You can put together a solid commander deck pretty easily for 10 tix or less. The vast majority of singles are far, far cheaper on MTGO. Even the rares are usually between 5–10 cents. There are also bots who give out commons for free.
I have a friend who made a pretty nice Hazezon Tamar deck using only the tix his account started with. I have another friend who went a step further and made his deck using only the free cards from bots! If you spend more money, you can power up the deck, but you don’t need to pay through the nose to have a good time.
Hey all, I’ve lurked here for awhile. I’m an on-again, off-again MTG player since 4th ed. Recently getting back into it, thanks to my son. This go-round, I’m sticking with precons, though I’ve won local tourneys in the past. Last round of purchases includes Graveborn, Fire and Lightning, Izzet vs Golgari, and the Golgari and Selesneya deck from RTR. I love the “instants/sorceries matter” nature of the Niv Mizzet deck. I was wondering which precons I might pick up that are similarly complex and fun. And if it happens to have a blue base, or be mono blue, all the better.
This is such a great site….great online community……great information! Thanks to everyone!
okay, so I have this idea. not sure if it is great. but please, consider doing a article or even series on this:
I have virtually no magic cards at all. I am thinking about buying all five of the intropacks of the latest set, and using all ten boosters inside them to create five reasonable decks for casual FNM. could this work?
my thinking is this: intro decks are weak, we all know that. and buying just one of them makes the boosters fairly useless, since the odds of the cards fitting is very slim indeed.
but with all five decks, the odds of the booster cards at least fitting in one of the decks increases. A lot. My goal is to get the variety of five playable decks, sure none will be very strong, but still able to win a game or match here and there.
can you try it out? as a challenge and new twist on a Ertai’s Meddling, perhaps? taking the five intro packs of a recent set, limiting yourself only to the cards pulled from the boosters, and see if you can make the decks good enough to have a reasonable chance against event decks and such that one is likely to face at casual FNM.
of course what you pull from your boosters will not equal what I pull, but it will still give a general idea if this can work. Is it reasonable to expect the decks, given that the pulls from the boosters are average and random, to become FNM playable?
Your reasoning is sound. Of course, it depends on the cards in the boosters whether the quality of the deck will improve much, but most intro packs contain at least a few cards that are sub-par and can be easily replaced by better ones.
Also, intro packs from some sets are notably better than those from other sets. For example, Magic Origins has pretty good intro packs, while Magic 2015 and especially Magic 2014 had rather weak decks (at least in my opinion). That seems to depend on the development team.
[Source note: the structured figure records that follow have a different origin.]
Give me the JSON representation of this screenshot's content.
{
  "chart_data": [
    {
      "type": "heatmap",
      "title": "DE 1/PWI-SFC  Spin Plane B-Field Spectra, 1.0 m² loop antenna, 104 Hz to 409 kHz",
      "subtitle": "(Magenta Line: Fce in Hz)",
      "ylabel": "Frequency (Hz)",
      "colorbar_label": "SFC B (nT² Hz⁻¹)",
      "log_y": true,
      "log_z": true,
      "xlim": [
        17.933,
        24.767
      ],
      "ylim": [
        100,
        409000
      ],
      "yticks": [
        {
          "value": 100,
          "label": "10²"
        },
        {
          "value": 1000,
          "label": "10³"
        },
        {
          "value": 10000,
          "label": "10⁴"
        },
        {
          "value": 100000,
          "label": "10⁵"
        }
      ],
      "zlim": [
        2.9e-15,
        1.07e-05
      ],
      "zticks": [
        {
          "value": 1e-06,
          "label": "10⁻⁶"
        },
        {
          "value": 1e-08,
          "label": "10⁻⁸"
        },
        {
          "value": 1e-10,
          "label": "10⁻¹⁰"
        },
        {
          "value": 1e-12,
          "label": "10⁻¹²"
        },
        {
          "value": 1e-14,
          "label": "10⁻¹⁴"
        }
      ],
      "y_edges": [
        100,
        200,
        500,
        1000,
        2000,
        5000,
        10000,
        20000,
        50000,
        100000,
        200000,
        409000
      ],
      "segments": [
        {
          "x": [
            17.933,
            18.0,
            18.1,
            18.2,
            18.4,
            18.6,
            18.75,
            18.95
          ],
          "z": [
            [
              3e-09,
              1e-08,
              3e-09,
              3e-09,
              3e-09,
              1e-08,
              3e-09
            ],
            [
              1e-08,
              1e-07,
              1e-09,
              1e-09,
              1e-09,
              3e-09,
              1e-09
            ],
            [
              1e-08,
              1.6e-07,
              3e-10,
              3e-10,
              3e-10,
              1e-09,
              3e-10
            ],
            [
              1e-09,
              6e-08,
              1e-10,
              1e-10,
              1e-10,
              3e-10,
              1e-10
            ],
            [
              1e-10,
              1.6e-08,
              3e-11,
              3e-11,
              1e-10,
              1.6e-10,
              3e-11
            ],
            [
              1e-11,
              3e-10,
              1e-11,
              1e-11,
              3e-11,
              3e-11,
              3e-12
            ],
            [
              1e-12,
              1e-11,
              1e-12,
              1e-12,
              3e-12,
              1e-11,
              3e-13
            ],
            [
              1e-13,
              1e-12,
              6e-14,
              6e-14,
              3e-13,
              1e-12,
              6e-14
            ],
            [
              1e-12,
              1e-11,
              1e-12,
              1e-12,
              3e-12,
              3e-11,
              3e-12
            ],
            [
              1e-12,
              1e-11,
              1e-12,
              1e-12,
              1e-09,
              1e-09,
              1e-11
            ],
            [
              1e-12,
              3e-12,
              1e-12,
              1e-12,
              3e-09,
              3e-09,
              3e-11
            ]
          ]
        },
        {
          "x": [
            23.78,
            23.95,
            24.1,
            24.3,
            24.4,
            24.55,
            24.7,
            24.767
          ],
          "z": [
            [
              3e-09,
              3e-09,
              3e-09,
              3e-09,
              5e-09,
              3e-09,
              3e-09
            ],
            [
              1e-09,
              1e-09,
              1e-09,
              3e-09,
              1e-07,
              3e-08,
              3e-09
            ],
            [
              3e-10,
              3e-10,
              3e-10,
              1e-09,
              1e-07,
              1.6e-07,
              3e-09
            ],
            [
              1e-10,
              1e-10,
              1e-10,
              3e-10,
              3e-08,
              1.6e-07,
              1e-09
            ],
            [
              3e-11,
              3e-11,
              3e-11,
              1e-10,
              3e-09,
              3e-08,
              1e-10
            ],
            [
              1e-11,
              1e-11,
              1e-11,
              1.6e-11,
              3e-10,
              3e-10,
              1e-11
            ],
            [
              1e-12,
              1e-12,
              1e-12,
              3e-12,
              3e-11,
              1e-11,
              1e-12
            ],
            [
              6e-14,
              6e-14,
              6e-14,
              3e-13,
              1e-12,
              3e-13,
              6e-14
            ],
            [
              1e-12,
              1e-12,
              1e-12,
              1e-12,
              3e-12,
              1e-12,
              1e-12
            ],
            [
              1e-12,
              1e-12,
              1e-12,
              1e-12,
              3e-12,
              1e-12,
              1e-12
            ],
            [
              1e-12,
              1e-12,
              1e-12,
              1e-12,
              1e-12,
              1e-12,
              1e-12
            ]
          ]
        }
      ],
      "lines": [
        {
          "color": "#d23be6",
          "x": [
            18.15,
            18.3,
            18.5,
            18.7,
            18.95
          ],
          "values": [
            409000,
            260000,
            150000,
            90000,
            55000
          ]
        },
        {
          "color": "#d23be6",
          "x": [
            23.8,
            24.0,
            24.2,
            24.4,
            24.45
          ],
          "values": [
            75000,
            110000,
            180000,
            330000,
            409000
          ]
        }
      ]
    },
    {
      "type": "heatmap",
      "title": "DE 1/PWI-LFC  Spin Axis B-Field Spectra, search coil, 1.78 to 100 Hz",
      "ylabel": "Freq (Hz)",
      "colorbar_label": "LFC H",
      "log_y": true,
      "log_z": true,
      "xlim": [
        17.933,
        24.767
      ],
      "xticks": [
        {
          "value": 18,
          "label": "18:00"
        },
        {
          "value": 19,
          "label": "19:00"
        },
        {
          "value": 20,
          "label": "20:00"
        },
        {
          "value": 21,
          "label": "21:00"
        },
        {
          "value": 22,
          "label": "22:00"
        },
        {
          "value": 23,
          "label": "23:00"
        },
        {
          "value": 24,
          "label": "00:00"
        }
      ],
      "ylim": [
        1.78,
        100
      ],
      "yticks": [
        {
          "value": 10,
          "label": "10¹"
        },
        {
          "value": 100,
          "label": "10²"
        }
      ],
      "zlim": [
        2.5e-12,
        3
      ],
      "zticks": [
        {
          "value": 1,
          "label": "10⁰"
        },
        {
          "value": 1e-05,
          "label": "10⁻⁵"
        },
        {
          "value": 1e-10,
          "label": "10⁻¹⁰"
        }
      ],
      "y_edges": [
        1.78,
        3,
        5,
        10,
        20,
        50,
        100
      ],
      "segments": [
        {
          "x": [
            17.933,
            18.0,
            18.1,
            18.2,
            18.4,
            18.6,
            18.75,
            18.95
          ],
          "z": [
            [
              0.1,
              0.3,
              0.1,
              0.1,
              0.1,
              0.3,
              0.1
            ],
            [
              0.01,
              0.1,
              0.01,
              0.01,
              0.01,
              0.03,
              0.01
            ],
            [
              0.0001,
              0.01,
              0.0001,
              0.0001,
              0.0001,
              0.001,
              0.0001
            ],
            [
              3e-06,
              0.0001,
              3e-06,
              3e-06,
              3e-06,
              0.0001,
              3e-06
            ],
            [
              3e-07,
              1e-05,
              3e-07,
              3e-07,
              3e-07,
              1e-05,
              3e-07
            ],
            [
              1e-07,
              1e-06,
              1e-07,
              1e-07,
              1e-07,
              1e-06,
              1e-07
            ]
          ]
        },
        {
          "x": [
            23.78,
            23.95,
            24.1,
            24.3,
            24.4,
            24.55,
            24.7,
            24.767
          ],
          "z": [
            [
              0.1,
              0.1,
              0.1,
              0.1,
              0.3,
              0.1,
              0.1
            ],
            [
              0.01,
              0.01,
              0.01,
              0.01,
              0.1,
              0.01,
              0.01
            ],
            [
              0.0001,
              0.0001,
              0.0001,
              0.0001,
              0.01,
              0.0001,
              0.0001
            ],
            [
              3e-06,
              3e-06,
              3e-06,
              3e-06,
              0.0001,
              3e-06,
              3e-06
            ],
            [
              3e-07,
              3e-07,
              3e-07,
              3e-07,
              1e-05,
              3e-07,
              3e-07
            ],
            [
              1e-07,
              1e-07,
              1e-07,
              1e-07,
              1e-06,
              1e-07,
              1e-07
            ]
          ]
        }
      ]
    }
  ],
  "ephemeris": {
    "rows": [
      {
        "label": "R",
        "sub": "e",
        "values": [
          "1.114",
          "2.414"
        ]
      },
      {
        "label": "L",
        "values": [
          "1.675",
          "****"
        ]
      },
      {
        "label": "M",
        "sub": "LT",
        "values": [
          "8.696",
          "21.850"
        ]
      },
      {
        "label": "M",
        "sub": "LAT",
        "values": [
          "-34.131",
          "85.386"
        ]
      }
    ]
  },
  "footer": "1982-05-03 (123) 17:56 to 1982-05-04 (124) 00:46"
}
The FNM playability, however, depends less on the quality of your deck but on the types of players that are around. If there are mostly casual gamers who play for fun, almost any deck will do, if most of your players are netdecking and spending way more than $100 on their deck, even Event decks will be hopelessly outclassed. Let us know how you fared.
It´s a shame that there will be no more Event decks. I am actually thinking of quitting Magic because of that.
Thanks for the comment! I am intrigued about your remark about quitting Magic on account of the loss of Event Decks. Are you already on the fence, or were you that attached to the product line?